U.S. Space Force Declares Initial Operational Capability for Space Fence Radar System

The U.S. Space Force (USSF) officials formally declared initial operational capability (IOC) and operational acceptance of the Space Fence radar system, located on Kwajalein Island in the Republic of the Marshall Islands, March 27.

The new radar system provides significantly improved space surveillance capabilities to detect and track orbiting objects such as commercial and military satellites, depleted rocket boosters and space debris in low, medium, and geosynchronous Earth orbit regimes.

“Space Fence is revolutionizing the way we view space by providing timely, precise orbital data on objects that threaten both manned and unmanned military and commercial space assets,” said Gen. Jay Raymond, Chief of Space Operations, USSF and Commander, U.S. Space Command. “Our space capabilities are critical to our national defense and way of life, which is why Space Fence is so important to enhance our ability to identify, characterize and track threats to those systems.”

Brig. Gen. DeAnna Burt, Director of Operations and Communications, United States Space Force, formally declared initial operational capability and operational acceptance of the Space Fence radar system, located on Kwajalein Island in the Republic of the Marshall Islands, March 27, 2020. Photo by: Lt. Kristen Shimkus.
Brig. Gen. DeAnna Burt, Director of Operations and Communications, United States Space Force, formally declared initial operational capability and operational acceptance of the Space Fence radar system, located on Kwajalein Island in the Republic of the Marshall Islands, March 27, 2020. Photo by: Lt. Kristen Shimkus.

Space Fence

The Space Fence radar facility forms part of the U.S. Space Surveillance Network (SSN) that detects, tracks, catalogs and identifies artificial objects orbiting Earth, e.g. active/inactive satellites, spent rocket bodies, or fragmentation debris.

The facility uses Lockheed Martin’s Gallium Nitride (GaN) powered S-band ground-based radars to provide the Space Force with uncued detection, tracking and accurate measurement of space objects, primarily in low-earth orbit (LEO).

This system is the most sensitive search radar in the SSN. The locations and higher wave frequency of the new radars will permit the detection of much smaller microsatellites and debris than current systems. The Space Force claims that the radar is capable of detecting objects as small as a marble in low earth orbit (LEO).

During testing in March last year, the system detected the debris field from an anti-satellite test conducted by India.

Before Space Fence, the SSN tracked more than 26,000 objects.

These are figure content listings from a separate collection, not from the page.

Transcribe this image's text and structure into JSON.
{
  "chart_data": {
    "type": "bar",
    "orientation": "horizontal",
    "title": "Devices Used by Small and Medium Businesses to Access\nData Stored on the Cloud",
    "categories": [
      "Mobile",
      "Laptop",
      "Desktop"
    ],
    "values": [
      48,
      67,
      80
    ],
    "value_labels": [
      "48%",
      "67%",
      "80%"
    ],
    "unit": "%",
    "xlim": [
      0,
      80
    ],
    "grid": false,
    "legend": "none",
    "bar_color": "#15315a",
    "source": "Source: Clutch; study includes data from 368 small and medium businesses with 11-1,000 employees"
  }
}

With the initial operational capability and operational acceptance of the new system, the catalog size is expected to increase significantly over time. Information about objects tracked by the SSN is placed in the space catalog on www.space-track.org.

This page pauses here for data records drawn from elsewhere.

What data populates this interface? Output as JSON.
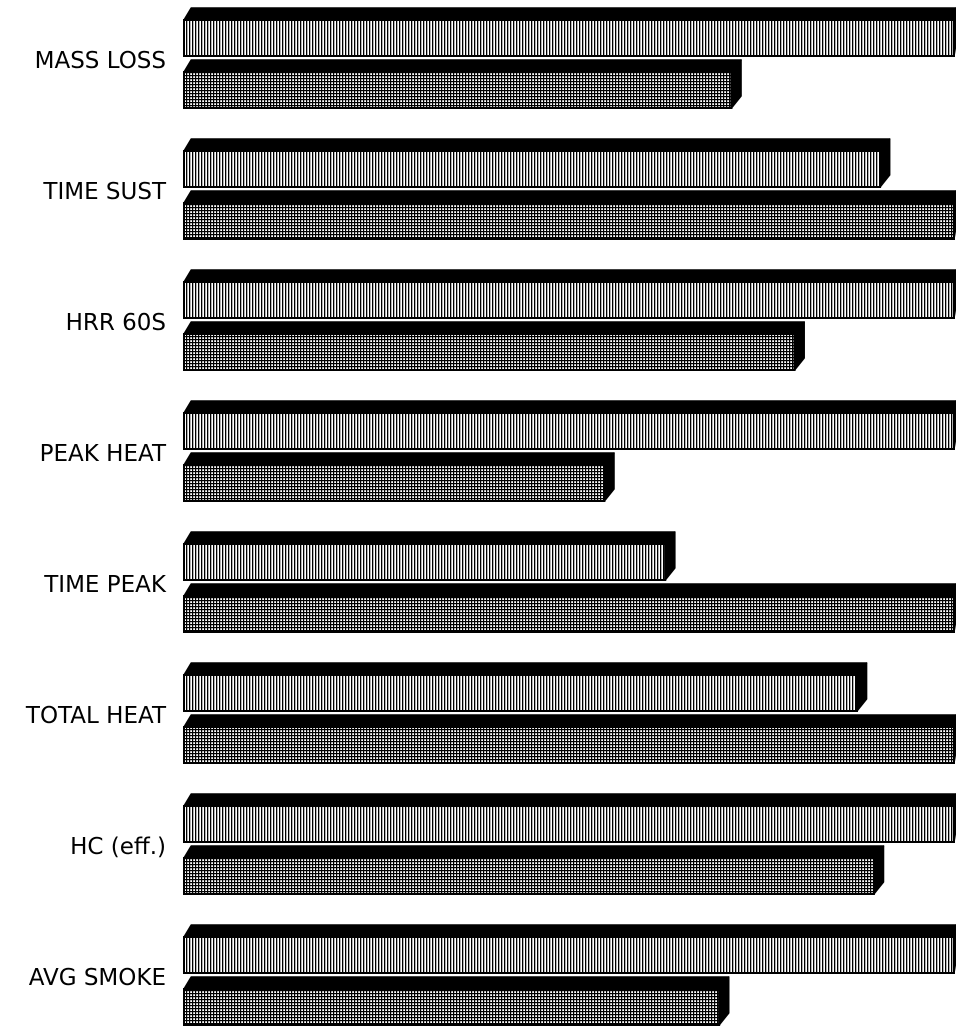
{
  "chart_data": {
    "type": "bar",
    "orientation": "horizontal",
    "style": "3d",
    "categories": [
      "MASS LOSS",
      "TIME SUST",
      "HRR 60S",
      "PEAK HEAT",
      "TIME PEAK",
      "TOTAL HEAT",
      "HC (eff.)",
      "AVG SMOKE"
    ],
    "series": [
      {
        "pattern": "vertical-lines",
        "values": [
          100,
          90.4,
          100,
          100,
          62.5,
          87.4,
          100,
          100
        ]
      },
      {
        "pattern": "grid",
        "values": [
          71.1,
          100,
          79.3,
          54.6,
          100,
          100,
          89.6,
          69.5
        ]
      }
    ],
    "xlim": [
      0,
      100
    ],
    "grid": false,
    "legend": "none",
    "colors": {
      "bar_outline": "#000000",
      "bar_fill": "#ffffff",
      "bar_depth": "#000000",
      "background": "#ffffff"
    }
  }
}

The Space Fence Program Office (AFLCMC/HBQB), operating under the acquisition authority of the Space and Missile System Center (SMC), awarded a contract to the Lockheed Martin Co. in June 2014 to develop the system.

Space Fence is operated by the USSF’s 20th Space Control Squadron (SPCS), Detachment 4, at the Space Fence Operations Center in Huntsville, Alabama, and provides data to the 18 SPCS located at Vandenberg Air Force Base, California. The 18 SPCS uses the data from SSN sensors to maintain the space object catalog and screen operational satellites, both maneuverable and non-maneuverable, against all objects in the space catalog, which includes satellites, rocket bodies and debris.

Both the 18th SPCS and 20th SPCS are part of the 21st Space Wing, headquartered at Peterson Air Force Base in Colorado Springs, Colorado. The 21st SW is the Department of the Air Force’s only wing providing ground-based missile warning, missile defense and space surveillance data in defense of North America and its allies.

A future second Space Fence site is planned to go online in 2021. It was reported last year that Lockheed Martin was surveying land in western Australia for the second location.